Le principe des SCPI fiscales
Une SCPI (Société Civile de Placement Immobilier) regroupe des investisseurs qui achètent ensemble un patrimoine immobilier. Lorsqu’il s’agit de SCPI fiscales, les biens acquis répondent à des critères définis par un dispositif fiscal spécifique.
Il existe trois grandes familles de SCPI fiscales :
- SCPI Pinel : réduction d’impôt selon durée d’engagement (12 %, 18 %, 21 %)
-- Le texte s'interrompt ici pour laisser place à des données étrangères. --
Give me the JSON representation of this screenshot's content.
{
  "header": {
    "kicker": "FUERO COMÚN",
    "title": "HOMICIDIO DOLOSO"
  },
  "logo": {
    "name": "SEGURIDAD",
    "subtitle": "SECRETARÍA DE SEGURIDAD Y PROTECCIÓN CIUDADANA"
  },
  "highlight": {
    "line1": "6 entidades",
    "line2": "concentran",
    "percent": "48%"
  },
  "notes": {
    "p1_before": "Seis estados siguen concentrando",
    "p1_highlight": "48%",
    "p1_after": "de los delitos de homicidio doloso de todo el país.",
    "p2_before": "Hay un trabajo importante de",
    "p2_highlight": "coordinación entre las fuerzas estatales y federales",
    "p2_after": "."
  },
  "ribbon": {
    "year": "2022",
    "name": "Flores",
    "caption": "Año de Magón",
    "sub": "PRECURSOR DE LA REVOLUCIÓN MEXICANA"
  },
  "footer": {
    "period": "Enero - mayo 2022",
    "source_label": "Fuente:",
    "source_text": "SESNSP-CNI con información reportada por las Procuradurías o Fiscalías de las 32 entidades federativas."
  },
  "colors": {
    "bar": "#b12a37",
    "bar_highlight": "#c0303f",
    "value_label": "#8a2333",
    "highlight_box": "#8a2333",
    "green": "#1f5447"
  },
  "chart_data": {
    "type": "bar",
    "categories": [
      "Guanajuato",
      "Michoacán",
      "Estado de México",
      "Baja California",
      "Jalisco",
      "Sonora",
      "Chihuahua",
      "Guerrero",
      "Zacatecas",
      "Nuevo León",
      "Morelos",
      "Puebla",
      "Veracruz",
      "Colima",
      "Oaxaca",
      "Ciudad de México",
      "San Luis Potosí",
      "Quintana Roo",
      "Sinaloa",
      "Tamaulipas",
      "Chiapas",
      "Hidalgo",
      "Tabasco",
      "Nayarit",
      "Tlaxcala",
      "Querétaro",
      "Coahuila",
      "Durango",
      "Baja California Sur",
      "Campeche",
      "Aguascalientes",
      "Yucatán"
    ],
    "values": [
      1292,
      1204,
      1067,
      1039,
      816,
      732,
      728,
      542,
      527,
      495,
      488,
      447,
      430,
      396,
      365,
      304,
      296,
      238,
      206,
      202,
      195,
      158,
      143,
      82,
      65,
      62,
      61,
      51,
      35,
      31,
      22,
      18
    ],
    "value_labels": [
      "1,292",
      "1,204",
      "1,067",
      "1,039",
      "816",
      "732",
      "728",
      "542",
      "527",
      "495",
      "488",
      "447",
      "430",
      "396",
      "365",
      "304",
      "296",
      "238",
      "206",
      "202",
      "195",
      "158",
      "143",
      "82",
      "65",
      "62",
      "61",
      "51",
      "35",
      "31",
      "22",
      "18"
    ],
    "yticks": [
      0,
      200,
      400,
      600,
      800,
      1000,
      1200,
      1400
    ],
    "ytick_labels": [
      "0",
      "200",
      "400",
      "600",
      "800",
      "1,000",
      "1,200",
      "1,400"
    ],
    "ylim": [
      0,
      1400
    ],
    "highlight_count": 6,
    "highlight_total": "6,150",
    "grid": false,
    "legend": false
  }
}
- SCPI Malraux : réduction d’impôt jusqu’à 30 % des travaux (secteurs sauvegardés)
- SCPI déficit foncier : imputation des charges sur les revenus fonciers et globaux
Avantages pour un TMI 41 %
- Accès à la réduction d’impôt sans avoir à gérer un bien : la SCPI s’occupe de tout
- Mutualisation des risques locatifs sur plusieurs biens et zones géographiques
- Effet immédiat sur la fiscalité (réduction dès l’année suivant la souscription)
- Ticket d’entrée modéré (souvent à partir de 5 000 à 10 000 €)
Exemple : SCPI déficit foncier
Un investisseur en TMI 41 % souscrit 15 000 € dans une SCPI spécialisée en déficit foncier. Sur l’année de souscription :
- Il obtient un déficit global imputable de 10 000 €
- Réduction d’impôt : 10 000 € × 41 % = 4 100 € économisés
Les parts peuvent également générer des revenus fonciers à moyen terme, selon les projets immobiliers engagés.
Points à surveiller
- Durée d’immobilisation longue : souvent 9 à 15 ans
- Frais d’entrée importants : entre 8 et 12 %, à intégrer dans la performance globale
- Rendement net généralement plus faible que les SCPI de rendement
- Liquidité limitée : marché secondaire étroit
Conclusion
Lorsqu’on est soumis à une TMI de 41 %, chaque opportunité de réduction d’impôt doit être activée avec méthode. Le déficit foncier, le PER ou les SCPI fiscales sont trois stratégies éprouvées qui permettent non seulement de diminuer efficacement la pression fiscale dès l’année N+1, mais aussi de structurer un patrimoine cohérent à long terme.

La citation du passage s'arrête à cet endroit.